IBM has a state-of-the-art, high temporal and spatial resolution weather forecasting capability, known as Deep Thunder, which is customized for a particular geography and client requirements (i.e., local weather sensitivity). For the City Government of Rio de Janeiro, the primary concern is flash flooding and mudslides, especially given the steep topography (i.e., high aspect ratios) throughout the city, the sub-tropical environment, and coastal influences (land/sea breezes). Since May 2011, Deep Thunder has been running in a production environment, generating 48-hour forecasts for the metropolitan area at 1-km horizontal resolution, which is updated twice daily, and has been tailored to meet the city's needs. As a result of (1) the customized configuration, (2) the city's operational procedures for managing significant weather impacts, and (3) the focus on precipitation, traditional verification approaches are not sufficient and further customization is needed.

As an alternative, IBM Research has worked with the City Government of Rio de Janeiro to define the appropriate metrics for validating the model-based forecasts against accumulated precipitation across 46 observing sites, where applicable: 33 from AlertaRio (city-operated), eight from INEA (state-operated), and five from INMET (national). Several metrics have been developed as part of this effort since late December 2011. The implementation of these metrics leverages version 4.0 of the Model Evaluation Tools (MET) package, developed by the Developmental Testbed Center (DTC) to perform basic statistical calculations. It is associated with custom pre- and post-processing to generate the required data. As an example, from early January 2012 through mid-April 2013, we employed a methodology based on six-hour accumulated precipitation with a certain level of tolerance between forecast and observed conditions. This was used to generate weekly reports of an accuracy statistic. More recently (May 2013 through the present), we identified the need for a metric more representative of the weather impacts on the city of Rio and thus, developed an alternative approach, which compares the maximum hourly accumulated precipitation within each three-hour forecast period and aggregated through each, entire 48-hour forecast. The precipitation data are decomposed into seven categories (<=1, 1-5, 5-15, 15-25, 25-50, 50-75, > 75 mm in one hour) to create a multi-category contingency table. The elements of the table are weighted to drive a more focused analysis in order to generate an average CSI score. Specifically, the weighting allows for a multi-category contingency table analysis, with higher weights given to stronger events (i.e., “weak” rain is not as important as “very strong” rain). Thus, the individual scores for each category range between zero and one (as percentages of “misses”, “hits”, “false alarms”) and are aggregated to produce an overall score. We have experimented with different types of weighting (including linear and quadratic) among the categories. In addition, we have developed customizable support for tolerances between rain intensities, such that an error between the forecasted and observed values may be treated non-uniformly, depending on the difference between the two.

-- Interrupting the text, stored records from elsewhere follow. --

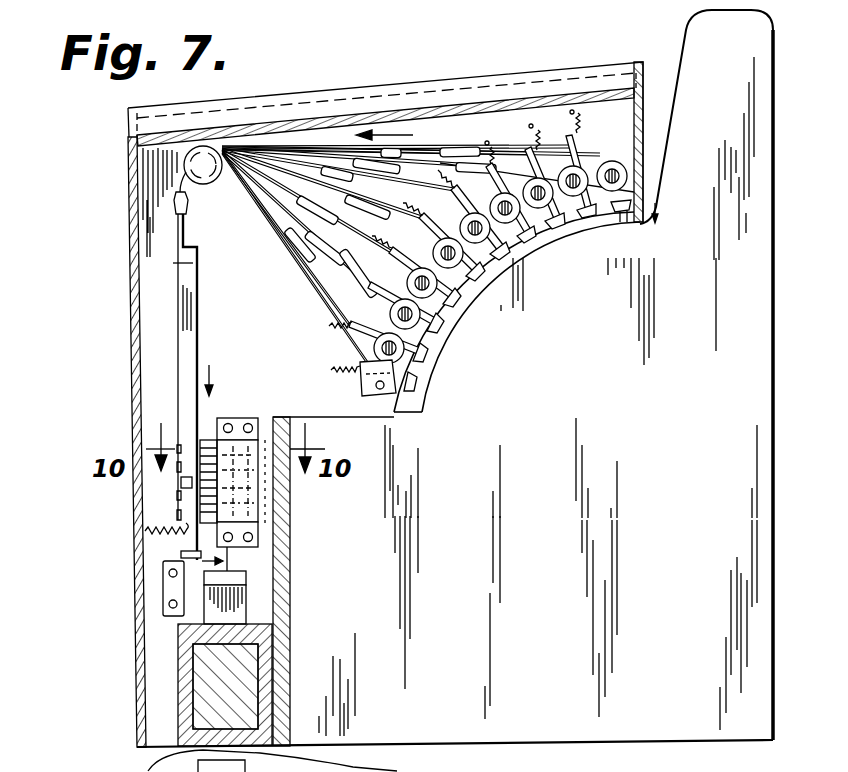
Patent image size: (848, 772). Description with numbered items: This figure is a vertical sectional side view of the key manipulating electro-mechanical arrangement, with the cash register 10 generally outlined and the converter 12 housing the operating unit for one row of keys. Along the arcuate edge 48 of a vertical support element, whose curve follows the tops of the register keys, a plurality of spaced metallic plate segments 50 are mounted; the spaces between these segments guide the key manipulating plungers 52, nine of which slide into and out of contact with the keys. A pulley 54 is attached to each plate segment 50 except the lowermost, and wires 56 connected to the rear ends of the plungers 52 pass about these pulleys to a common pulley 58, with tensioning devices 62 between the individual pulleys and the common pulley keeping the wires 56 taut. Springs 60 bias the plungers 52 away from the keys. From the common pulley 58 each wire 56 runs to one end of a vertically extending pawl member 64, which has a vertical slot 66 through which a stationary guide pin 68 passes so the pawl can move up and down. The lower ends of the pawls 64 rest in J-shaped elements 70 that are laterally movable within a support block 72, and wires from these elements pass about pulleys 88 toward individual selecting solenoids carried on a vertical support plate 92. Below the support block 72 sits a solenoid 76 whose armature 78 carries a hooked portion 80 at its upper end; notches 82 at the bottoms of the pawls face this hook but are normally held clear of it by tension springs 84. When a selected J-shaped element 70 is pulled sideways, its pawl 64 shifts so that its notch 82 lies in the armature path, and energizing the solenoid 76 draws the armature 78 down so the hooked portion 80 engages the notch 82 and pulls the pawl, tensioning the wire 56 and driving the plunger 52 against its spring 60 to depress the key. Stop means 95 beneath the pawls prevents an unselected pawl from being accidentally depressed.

The cash register 10 is at (684, 412).
The converter 12 is at (130, 336).
The arcuate edge 48 is at (417, 407).
The metallic plate segments 50 is at (371, 348).
The key manipulating plungers 52 is at (418, 333).
The pulley 54 is at (356, 323).
The wires 56 is at (294, 233).
The common pulley 58 is at (204, 185).
The springs 60 is at (326, 368).
The tensioning devices 62 is at (330, 271).
The pawl members 64 is at (193, 263).
The slot 66 is at (185, 303).
The stationary guide pin 68 is at (190, 323).
The J-shaped elements 70 is at (181, 489).
The support block 72 is at (212, 440).
The solenoid 76 is at (265, 640).
The armature 78 is at (250, 590).
The hooked portion 80 is at (245, 568).
The notches 82 is at (196, 553).
The tension springs 84 is at (165, 520).
The pulleys 88 is at (263, 440).
The vertical support plate 92 is at (290, 498).
The stop means 95 is at (175, 594).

It is important to note that while the forecasts are compared against point data, the observing sites are not uniformly distributed across Rio de Janeiro, unlike the weather model data. The sites are mainly concentrated in the eastern portion of the city, which makes it difficult to assess the quality of the forecasts in areas with sparse coverage. In addition, most of the sites do not report temperature, humidity, pressure, or wind speed/direction. As a result, more comprehensive verification is not feasible, and therefore, the verification results only pertain to accumulated precipitation. Spatial techniques are also a challenge, given the lack of high-resolution gridded precipitation analyses for direct comparison.

We will discuss aspects of the verification process, including the use of the METv4.0 package, our customized approach as well as a brief overview of operational considerations, some of the results thus far, challenges, and future work.